Iman Eldeeb’s agency is progressively creating new ground for Egypt’s fashion sector by hiring a varied line-up of models, in between the frantic rush of wardrobe changes and photographers preparing for shoots.
Eldeeb, a curly-haired model with a slim body, developed an international career in Milan, where photographers informed her she was “the first Egyptian model they had ever seen.”
She returned to Egypt in 2018 after a seven-year absence and set about shaking up a fashion scene dominated by outmoded clichés.
Modeling has long been dominated in the Arab world’s most populated country by “girls from Eastern Europe, with pale complexions,” according to Eldeeb.
Such “obsolete” standards, according to the 28-year-old, have made it impossible for Egyptian and Arab models to get into the market.
“The appearance and shape of a face, for example, are not limiting factors in beauty. This, I believe, is a beauty misunderstanding” AFP spoke with Eldeeb.
“Hair color, eye color, all of these characteristics were part of a very old idea of beauty, and we’re trying to get away from it as much as possible.”
According to The Fashion Spot, an industry website, “models of color” made up more than 43 percent of those on worldwide catwalks in autumn 2021, making it “the most ethnically diverse season on record.”
Eldeeb said she noticed a new trend of more different features and bodies appearing while traveling the world as a model.
She and her sister Yousra returned to Egypt and formed UNN Model Management, which means “rebirth” in the black Nubian language.
The agency provides a platform for Egypt’s rising stars who lack backing in a cutthroat market.
“The Arab world’s fashion sector is still evolving,” Eldeeb stated.
UNN now manages over 35 contracts with top brands like Louis Vuitton, Adidas, and Levi’s, making it a market leader in Egypt’s embryonic fashion industry.
Concerns about race
Mohsen Othman, popularly known as Lemosen, a freelance photographer who frequently collaborates with UNN, lauded the agency for its “brave” approach.
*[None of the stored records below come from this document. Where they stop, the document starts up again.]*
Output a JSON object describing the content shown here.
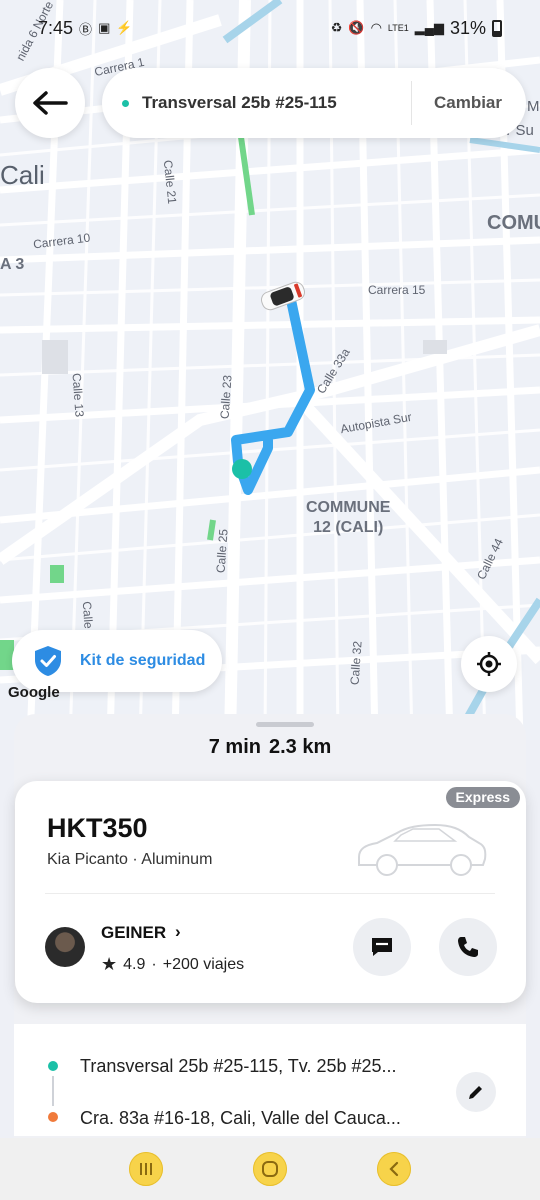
{
  "status_bar": {
    "time": "7:45",
    "battery": "31%",
    "left_icons": [
      "b-circle-icon",
      "app-icon",
      "bolt-icon"
    ],
    "right_icons": [
      "battery-saver-icon",
      "mute-icon",
      "wifi-icon",
      "volte-icon",
      "signal-icon"
    ]
  },
  "header": {
    "destination": "Transversal 25b #25-115",
    "change_label": "Cambiar"
  },
  "map": {
    "labels": {
      "avenida_6_norte": "nida 6 Norte",
      "carrera_1": "Carrera 1",
      "city": "Cali",
      "calle_21": "Calle 21",
      "carrera_10": "Carrera 10",
      "a3": "A 3",
      "comm_edge": "COMU",
      "carrera_15": "Carrera 15",
      "calle_33a": "Calle 33a",
      "calle_13": "Calle 13",
      "calle_23": "Calle 23",
      "autopista_sur": "Autopista Sur",
      "commune": "COMMUNE\n12 (CALI)",
      "calle_25": "Calle 25",
      "calle_44": "Calle 44",
      "calle": "Calle",
      "calle_32": "Calle 32",
      "edge_m": "M",
      "edge_sur": "er Su"
    },
    "logo": "Google",
    "route_color": "#3aa7ef",
    "pickup_color": "#1bc0a7"
  },
  "safety": {
    "label": "Kit de seguridad"
  },
  "trip": {
    "eta_minutes": "7 min",
    "distance": "2.3 km"
  },
  "vehicle": {
    "service": "Express",
    "plate": "HKT350",
    "model": "Kia Picanto · Aluminum"
  },
  "driver": {
    "name": "GEINER",
    "rating": "4.9",
    "trips": "+200 viajes",
    "separator": "·"
  },
  "route": {
    "pickup": "Transversal 25b #25-115, Tv. 25b #25...",
    "dropoff": "Cra. 83a #16-18, Cali, Valle del Cauca...",
    "pickup_color": "#1bc0a7",
    "dropoff_color": "#f07a3a"
  }
}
“We have creative people in Egypt, but we lack the resources, and training is outdated,” he said of the business.
UNN is a force for “decolonising beauty standards” and “deconstructing internalized racism,” according to Sabah Khodir, an Egyptian campaigner against gender-based violence.
“Being more visible in the media, on film, and elsewhere can help save lives. It makes you more human in the eyes of the rest of the world “According to Khodir, the situation for under-represented women is dire.
Adhar Makuac Abiem, a South Sudanese model, has long been subjected to racial taunts and insults in Cairo, Egypt’s busy city.
She never expected to be hired by a local agency when she arrived in Egypt as a refugee in 2014.
She stated she was frequently told she was “too black” or “too ugly” to get work.
However, the 21-year-old has been able to establish a career as a model with UNN since 2019.
According to Marie Grace Brown, a University of Kansas researcher who wrote a book about women’s attire in Sudan, Egypt is similar to “the West where stereotypes towards dark-skinned” individuals.
However, Abiem continues to strive to “become a positive role model” for young black women in the profession.
‘A type of treatment’
Mariam Abdallah, 22, who was busy fixing her hair before a picture session, said she has been modeling more abroad than in Egypt.
She told AFP, “We’re not interested in ‘exotic’ top models.”
Apart from overcoming discrimination in a highly predatory sector with high-profile incidents of sexual misbehavior, obtaining parental approval in a conservative Muslim country is another obstacle.
Three-quarters of parents are concerned that photographs of their model daughters would be “misused” online, according to Eldeeb.
Concerns have also been raised regarding young women wearing exposing clothing and working “inappropriate hours.”
“Parents always attempt to choose for the daughters,” she noted, regardless of their job.
According to the World Bank, less than 20% of Egyptian women had jobs in 2019.
Eldeeb, on the other hand, has been successful in obtaining work visas for several of her models in France, a first for home-grown talent.
Abdallah recently left Egypt for the first time, thanks to contracts with a dozen agencies in Europe and the United States, which have given her a sense of independence and purpose.
The emphasis on nurturing Egyptian talent for global design giants is much more than just good business for activist Khodir.
“It’s a type of healing that we desperately require,” she explained.